01 Novembro 2019
Publicamos aqui o comentário do Irmão Lino, da Comunidade de Bose, sobre o Evangelho deste domingo, Solenidade de Todos os Santos, 3 de novembro (Mateus 5,1-12a). A tradução é de Moisés Sbardelotto.
Eis o texto.
A Solenidade de Todos os Santos deste ano é iluminada pela canonização, por parte do Patriarcado de Constantinopla, de quatro santos, quatro monges do Monte Athos. Podemos dizer que um deles, em particular, nós o conhecemos, com os irmãos com quem o visitamos há 25 anos, graças a um encontro inesquecível, depois de horas de ascensão ao longo de uma trilha de mulas que escalava do mar até a sua cela.
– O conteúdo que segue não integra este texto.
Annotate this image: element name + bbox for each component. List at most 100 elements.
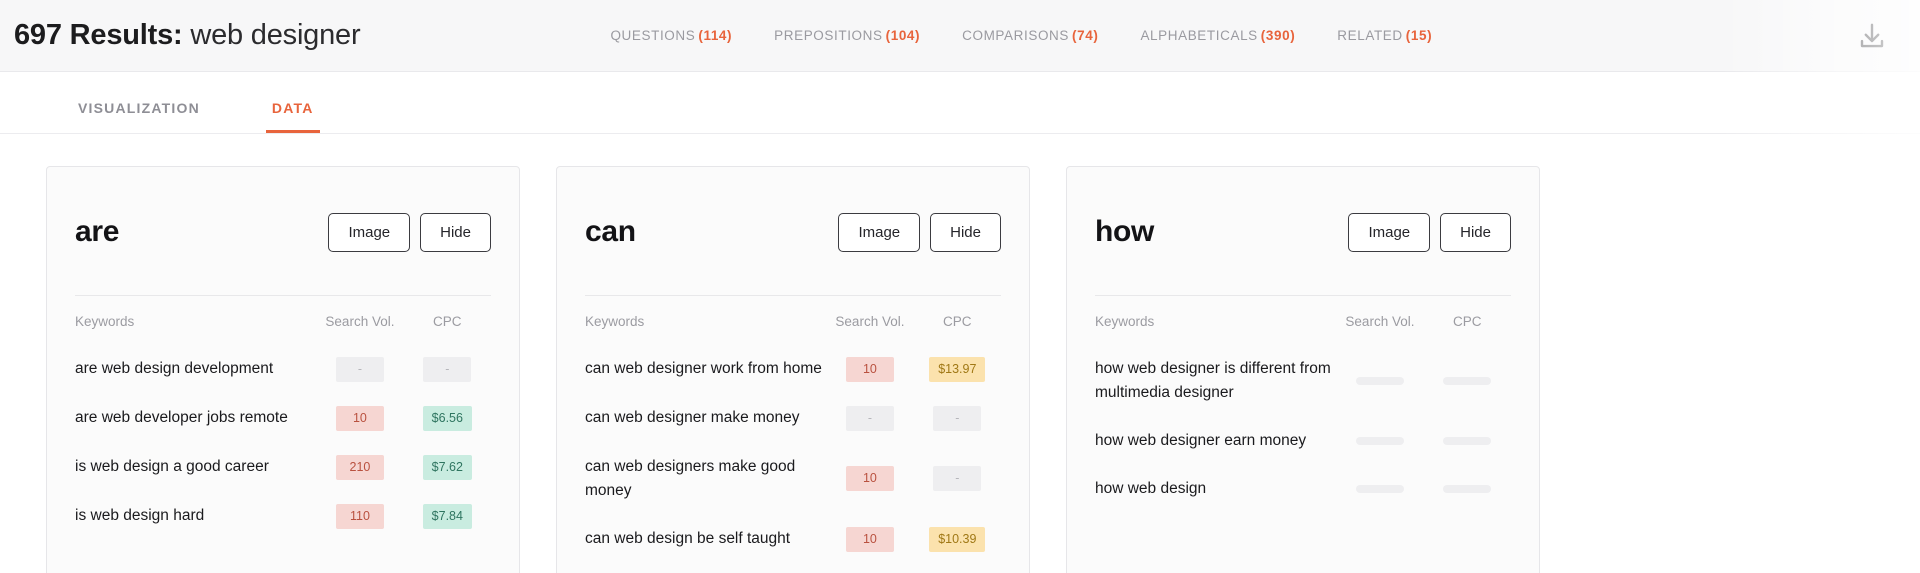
image-button[interactable]: Image — [328, 212, 411, 252]
card-actions: Image Hide — [328, 212, 491, 252]
cpc-cell: - — [914, 443, 1001, 515]
nav-item-label: ALPHABETICALS — [1140, 28, 1258, 43]
table-row[interactable]: are web design development - - — [75, 345, 491, 394]
nav-item-count: (114) — [698, 28, 733, 43]
keyword-table: Keywords Search Vol. CPC can web designe… — [585, 296, 1001, 564]
search-vol-cell: - — [316, 345, 403, 394]
keyword-table: Keywords Search Vol. CPC how web designe… — [1095, 296, 1511, 513]
search-vol-cell: 10 — [826, 515, 913, 564]
view-tabs: VISUALIZATION DATA — [0, 72, 1920, 134]
header-nav: QUESTIONS (114) PREPOSITIONS (104) COMPARI… — [610, 28, 1432, 43]
cpc-badge — [1443, 437, 1492, 446]
col-cpc: CPC — [433, 314, 462, 329]
table-row[interactable]: how web designer is different from multi… — [1095, 345, 1511, 417]
search-vol-badge — [1355, 377, 1404, 385]
tab-visualization[interactable]: VISUALIZATION — [72, 100, 206, 133]
col-keywords: Keywords — [75, 314, 135, 329]
search-vol-badge: 110 — [335, 503, 384, 529]
image-button[interactable]: Image — [838, 212, 921, 252]
col-cpc: CPC — [943, 314, 972, 329]
hide-button[interactable]: Hide — [930, 212, 1001, 252]
table-row[interactable]: is web design hard 110 $7.84 — [75, 492, 491, 541]
cpc-badge: - — [933, 405, 982, 431]
cpc-badge: $13.97 — [929, 357, 986, 382]
nav-item-related[interactable]: RELATED (15) — [1337, 28, 1432, 43]
search-vol-badge: - — [335, 357, 384, 382]
cpc-cell — [1424, 465, 1511, 513]
keyword-cell: is web design a good career — [75, 458, 269, 476]
table-row[interactable]: how web designer earn money — [1095, 417, 1511, 465]
search-vol-badge: 10 — [845, 357, 894, 382]
nav-item-label: COMPARISONS — [962, 28, 1070, 43]
tab-data[interactable]: DATA — [265, 100, 320, 133]
download-icon — [1860, 23, 1884, 47]
search-vol-cell: 110 — [316, 492, 403, 541]
keyword-card-how: how Image Hide Keywords Search Vol. CPC … — [1066, 166, 1540, 573]
keyword-cell: are web developer jobs remote — [75, 409, 288, 427]
card-title: can — [585, 215, 636, 248]
cpc-cell — [1424, 345, 1511, 417]
nav-item-questions[interactable]: QUESTIONS (114) — [610, 28, 732, 43]
search-vol-badge — [1355, 485, 1404, 494]
nav-item-prepositions[interactable]: PREPOSITIONS (104) — [774, 28, 920, 43]
table-header-row: Keywords Search Vol. CPC — [75, 296, 491, 345]
cpc-cell: - — [914, 394, 1001, 443]
nav-item-label: RELATED — [1337, 28, 1403, 43]
nav-item-count: (74) — [1072, 28, 1099, 43]
hide-button[interactable]: Hide — [420, 212, 491, 252]
search-vol-badge: - — [845, 405, 894, 431]
search-vol-badge: 10 — [845, 466, 894, 492]
card-actions: Image Hide — [838, 212, 1001, 252]
search-vol-cell: 210 — [316, 443, 403, 492]
table-row[interactable]: is web design a good career 210 $7.62 — [75, 443, 491, 492]
cpc-badge — [1443, 377, 1492, 385]
col-keywords: Keywords — [1095, 314, 1155, 329]
table-row[interactable]: can web designer work from home 10 $13.9… — [585, 345, 1001, 394]
nav-item-comparisons[interactable]: COMPARISONS (74) — [962, 28, 1098, 43]
app-header: 697 Results: web designer QUESTIONS (114)… — [0, 0, 1920, 72]
table-row[interactable]: can web designers make good money 10 - — [585, 443, 1001, 515]
search-vol-cell: 10 — [826, 443, 913, 515]
keyword-cell: how web designer is different from multi… — [1095, 360, 1331, 402]
nav-item-count: (390) — [1260, 28, 1296, 43]
search-vol-cell — [1336, 465, 1423, 513]
keyword-cell: can web designers make good money — [585, 457, 796, 499]
table-row[interactable]: are web developer jobs remote 10 $6.56 — [75, 394, 491, 443]
table-row[interactable]: can web design be self taught 10 $10.39 — [585, 515, 1001, 564]
card-header: are Image Hide — [75, 195, 491, 269]
hide-button[interactable]: Hide — [1440, 212, 1511, 252]
cpc-cell: $13.97 — [914, 345, 1001, 394]
cpc-badge: - — [423, 357, 472, 382]
table-header-row: Keywords Search Vol. CPC — [1095, 296, 1511, 345]
cpc-badge: $10.39 — [929, 526, 986, 552]
keyword-cell: can web design be self taught — [585, 530, 791, 548]
col-search-vol: Search Vol. — [325, 314, 395, 329]
col-keywords: Keywords — [585, 314, 645, 329]
col-search-vol: Search Vol. — [835, 314, 905, 329]
search-vol-badge: 10 — [335, 405, 384, 431]
card-title: are — [75, 215, 120, 248]
nav-item-count: (104) — [885, 28, 921, 43]
col-cpc: CPC — [1453, 314, 1482, 329]
keyword-cell: can web designer make money — [585, 409, 800, 427]
search-term: web designer — [190, 19, 361, 51]
search-vol-cell: 10 — [826, 345, 913, 394]
keyword-card-can: can Image Hide Keywords Search Vol. CPC … — [556, 166, 1030, 573]
keyword-cell: how web design — [1095, 480, 1207, 498]
cpc-badge: $6.56 — [422, 405, 472, 431]
keyword-cell: can web designer work from home — [585, 360, 822, 378]
cpc-badge: $7.62 — [422, 454, 472, 480]
cpc-cell: $6.56 — [404, 394, 491, 443]
image-button[interactable]: Image — [1348, 212, 1431, 252]
card-title: how — [1095, 215, 1155, 248]
table-row[interactable]: how web design — [1095, 465, 1511, 513]
keyword-cell: are web design development — [75, 360, 274, 378]
col-search-vol: Search Vol. — [1345, 314, 1415, 329]
download-button[interactable] — [1852, 16, 1892, 56]
search-vol-badge: 210 — [335, 454, 384, 480]
table-header-row: Keywords Search Vol. CPC — [585, 296, 1001, 345]
table-row[interactable]: can web designer make money - - — [585, 394, 1001, 443]
keyword-card-are: are Image Hide Keywords Search Vol. CPC … — [46, 166, 520, 573]
search-vol-badge — [1355, 437, 1404, 446]
nav-item-alphabeticals[interactable]: ALPHABETICALS (390) — [1140, 28, 1295, 43]
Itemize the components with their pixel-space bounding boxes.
Ele se chamava Efrém, ou, melhor, Papa Efrém, e, ainda em vida, irradiava uma luz difusa sobre o mundo cristão.
Raramente eu conheci um homem daquela beleza: com mais de 80 anos, os cabelos totalmente brancos, muito longos, o olhar fulgurante e, no fundo daquele olhar, os seus olhos, como dois rubis, duas brasas ardentes. Ele vivia em um eremitério no chamado “deserto vertical” da santa montanha, mas estava em contato com o universo inteiro. Ele nos disse: “A terra está repleta de santos, mas não sabemos vê-los!”.
Essas palavras nos remetem poderosamente ao evangelho de hoje, o evangelho das Bem-aventuranças, que inicia com estas palavras: “Vendo Jesus as multidões (...) começou a ensinar aos seus discípulos”.
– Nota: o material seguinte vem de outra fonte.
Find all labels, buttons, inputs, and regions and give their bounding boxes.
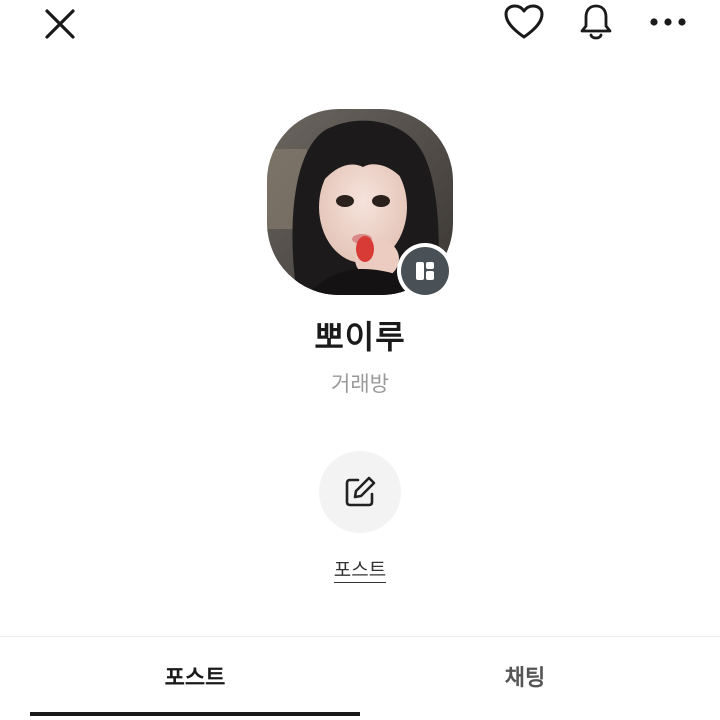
heart-icon bbox=[504, 4, 544, 39]
write-post-label-text: 포스트 bbox=[333, 559, 387, 583]
board-icon bbox=[416, 262, 434, 280]
board-badge[interactable] bbox=[397, 243, 453, 299]
write-post-label[interactable]: 포스트 bbox=[0, 555, 720, 583]
tab-posts[interactable]: 포스트 bbox=[15, 644, 375, 708]
profile-subtitle: 거래방 bbox=[331, 372, 389, 396]
write-post-button[interactable] bbox=[319, 451, 401, 533]
close-icon bbox=[45, 9, 75, 39]
tab-divider bbox=[0, 636, 720, 637]
shop-profile-screen: 뽀이루 거래방 포스트 포스트 채팅 bbox=[0, 0, 720, 720]
notification-button[interactable] bbox=[572, 0, 620, 44]
tab-chat[interactable]: 채팅 bbox=[345, 644, 705, 708]
bell-icon bbox=[580, 4, 612, 40]
board-badge-inner bbox=[401, 247, 449, 295]
edit-icon bbox=[345, 476, 376, 507]
close-button[interactable] bbox=[36, 2, 84, 46]
profile-avatar-container bbox=[267, 109, 453, 299]
more-button[interactable] bbox=[644, 0, 692, 44]
active-tab-indicator bbox=[30, 712, 360, 716]
more-dots-icon bbox=[650, 18, 686, 26]
top-bar bbox=[0, 0, 720, 50]
profile-name: 뽀이루 bbox=[314, 318, 406, 356]
like-button[interactable] bbox=[500, 0, 548, 44]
O que ele ensinava? Ensinava acima de tudo a ver, a ver aquilo que ele via naquelas multidões, a ver com os olhos do coração, olhos lavados pelas lágrimas, olhos aguçados pelo doloroso amor recebido e dado. Ver naquelas multidões os pobres de espírito, aqueles que estão em prantos, os mansos, aqueles que têm fome e sede de justiça... já presentes e operantes, aqui e agora.
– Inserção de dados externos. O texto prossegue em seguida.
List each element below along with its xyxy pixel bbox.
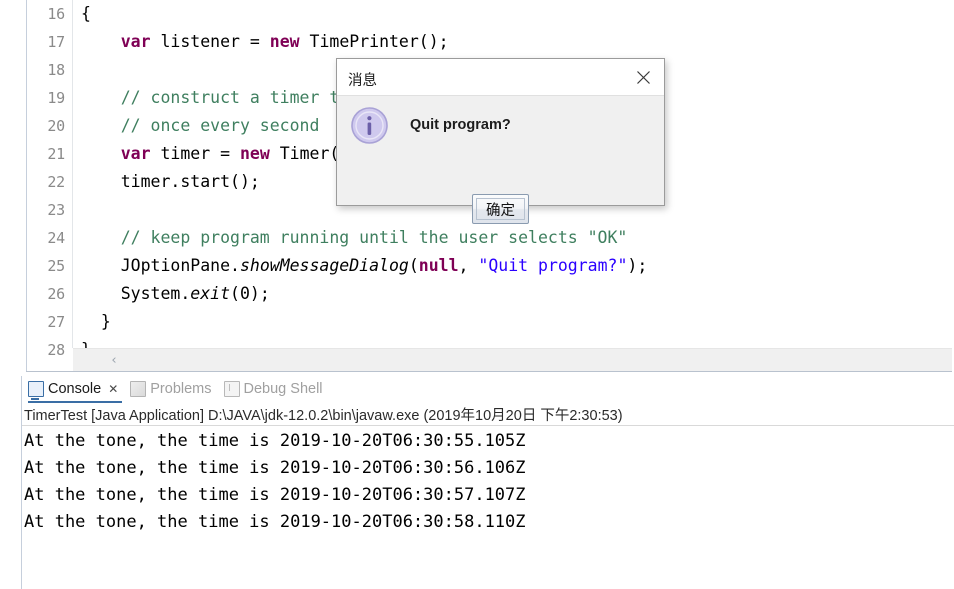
code-line: JOptionPane.showMessageDialog(null, "Qui… — [81, 252, 648, 280]
code-token-keyword: new — [269, 32, 300, 51]
code-token-null: null — [418, 256, 459, 275]
info-icon — [350, 106, 389, 145]
console-view: Console ✕ Problems Debug Shell TimerTest [J… — [0, 376, 954, 589]
code-token-plain: System. — [81, 284, 191, 303]
code-token-plain: JOptionPane. — [81, 256, 240, 275]
scroll-left-icon[interactable]: ‹ — [105, 350, 123, 371]
code-token-plain: timer.start(); — [81, 172, 260, 191]
line-number: 23 — [47, 201, 65, 219]
close-icon[interactable] — [630, 65, 656, 89]
tab-close-icon[interactable]: ✕ — [108, 383, 118, 395]
line-number: 16 — [47, 5, 65, 23]
console-tab-bar: Console ✕ Problems Debug Shell — [22, 376, 954, 403]
line-number: 25 — [47, 257, 65, 275]
code-token-plain: (0); — [230, 284, 270, 303]
line-number: 26 — [47, 285, 65, 303]
tab-label: Console — [48, 381, 102, 397]
problems-icon — [130, 381, 147, 397]
code-token-plain: } — [81, 312, 111, 331]
code-token-plain: ( — [408, 256, 419, 275]
console-output[interactable]: At the tone, the time is 2019-10-20T06:3… — [24, 428, 954, 589]
line-number: 24 — [47, 229, 65, 247]
dialog-content: Quit program? 确定 — [337, 97, 664, 224]
line-number: 21 — [47, 145, 65, 163]
code-token-plain: , — [458, 256, 479, 275]
line-number-gutter: 16 17 18 19 20 21 22 23 24 25 26 27 28 — [27, 0, 73, 359]
code-line: timer.start(); — [81, 168, 260, 196]
code-line: // once every second — [81, 112, 320, 140]
tab-debug-shell[interactable]: Debug Shell — [223, 377, 323, 401]
code-line: var listener = new TimePrinter(); — [81, 28, 449, 56]
code-token-string: "Quit program?" — [478, 256, 628, 275]
active-tab-underline — [28, 401, 123, 403]
code-token-keyword: new — [239, 144, 270, 163]
dialog-title-bar[interactable]: 消息 — [337, 59, 664, 96]
console-output-line: At the tone, the time is 2019-10-20T06:3… — [24, 431, 526, 451]
line-number: 22 — [47, 173, 65, 191]
tab-label: Debug Shell — [243, 381, 323, 397]
editor-bottom-divider — [26, 371, 954, 372]
dialog-title: 消息 — [348, 73, 377, 89]
eclipse-ide-window: 16 17 18 19 20 21 22 23 24 25 26 27 28 { var listene… — [0, 0, 954, 589]
ok-button[interactable]: 确定 — [472, 194, 529, 224]
dialog-message: Quit program? — [410, 117, 511, 133]
line-number: 19 — [47, 89, 65, 107]
code-token-plain: timer = — [150, 144, 240, 163]
console-divider — [22, 425, 954, 426]
code-token-plain: TimePrinter(); — [299, 32, 449, 51]
tab-label: Problems — [150, 381, 212, 397]
code-token-method: showMessageDialog — [239, 256, 409, 275]
line-number: 28 — [47, 341, 65, 359]
line-number: 20 — [47, 117, 65, 135]
console-icon — [28, 381, 44, 400]
tab-console[interactable]: Console ✕ — [28, 377, 118, 401]
code-token-comment: // keep program running until the user s… — [81, 228, 628, 247]
code-line: // keep program running until the user s… — [81, 224, 628, 252]
code-token-keyword: var — [120, 32, 151, 51]
launch-configuration-label: TimerTest [Java Application] D:\JAVA\jdk… — [24, 408, 623, 424]
console-body: Console ✕ Problems Debug Shell TimerTest [J… — [22, 376, 954, 589]
code-line: System.exit(0); — [81, 280, 270, 308]
debug-shell-icon — [223, 381, 240, 397]
ok-button-label: 确定 — [476, 198, 525, 220]
console-output-line: At the tone, the time is 2019-10-20T06:3… — [24, 485, 526, 505]
console-output-line: At the tone, the time is 2019-10-20T06:3… — [24, 512, 526, 532]
code-token-plain: { — [81, 4, 91, 23]
line-number: 17 — [47, 33, 65, 51]
code-token-keyword: var — [120, 144, 151, 163]
editor-left-margin — [0, 0, 27, 372]
code-token-method: exit — [190, 284, 231, 303]
console-left-margin — [0, 376, 22, 589]
code-line: } — [81, 308, 111, 336]
code-line: { — [81, 0, 91, 28]
editor-horizontal-scrollbar[interactable]: ‹ — [73, 348, 954, 372]
code-token-comment: // once every second — [81, 116, 320, 135]
console-output-line: At the tone, the time is 2019-10-20T06:3… — [24, 458, 526, 478]
code-token-plain: listener = — [150, 32, 270, 51]
tab-problems[interactable]: Problems — [130, 377, 212, 401]
message-dialog: 消息 Quit program? 确定 — [336, 58, 665, 224]
line-number: 27 — [47, 313, 65, 331]
code-token-plain: ); — [627, 256, 648, 275]
line-number: 18 — [47, 61, 65, 79]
As Bem-aventuranças não são uma lei nova, uma exortação moral, o presságio de algo que deve vir, uma ascese a ser percorrida para nos tornarmos mansos, puros... as Bem-aventuranças são um apocalipse, uma revelação dessas pessoas vivas já agora, nesta vida, e não em outra, que Jesus nos ensina a discernir nas multidões de todos os dias. Tudo aquilo que é grande é simples. Não é preciso inventar uma santidade como um esforço heroico, mas sim vê-la onde ela já está e não a percebemos, por estarmos distraídos, por não sermos humanos o suficiente.
Não é essa realmente a experiência de cada um de nós? Quantas pessoas encontramos que nos abençoaram com a sua mansidão, nos batizaram com as suas lágrimas, nos curvaram com a pureza do seu coração, e nada mais teria sido como antes se, mesmo que por apenas um instante, tivéssemos captado a sua leve presença?
Sentimos-nos perdidos e desorientados, pequenos demais, e então corremos para buscar a santidade em improváveis manifestações extraordinárias e não percebemos que, em vez disso, ela está presente na cotidianidade de uma pessoa fiel que está ao nosso lado.
Lembro-me de algumas palavras de Bruce Wayne, herói que tinha o maior poder, o de ser humano: “ Qualquer um pode ser um herói – um santo –, até mesmo um homem que faz uma coisa simples e reconfortante como colocar um casaco sobre os ombros de um criança, para fazê-la entender que o mundo não acabou”.
São palavras de alguém que aprendeu a ver e também podem se tornar, nesta solenidade, as nossas palavras.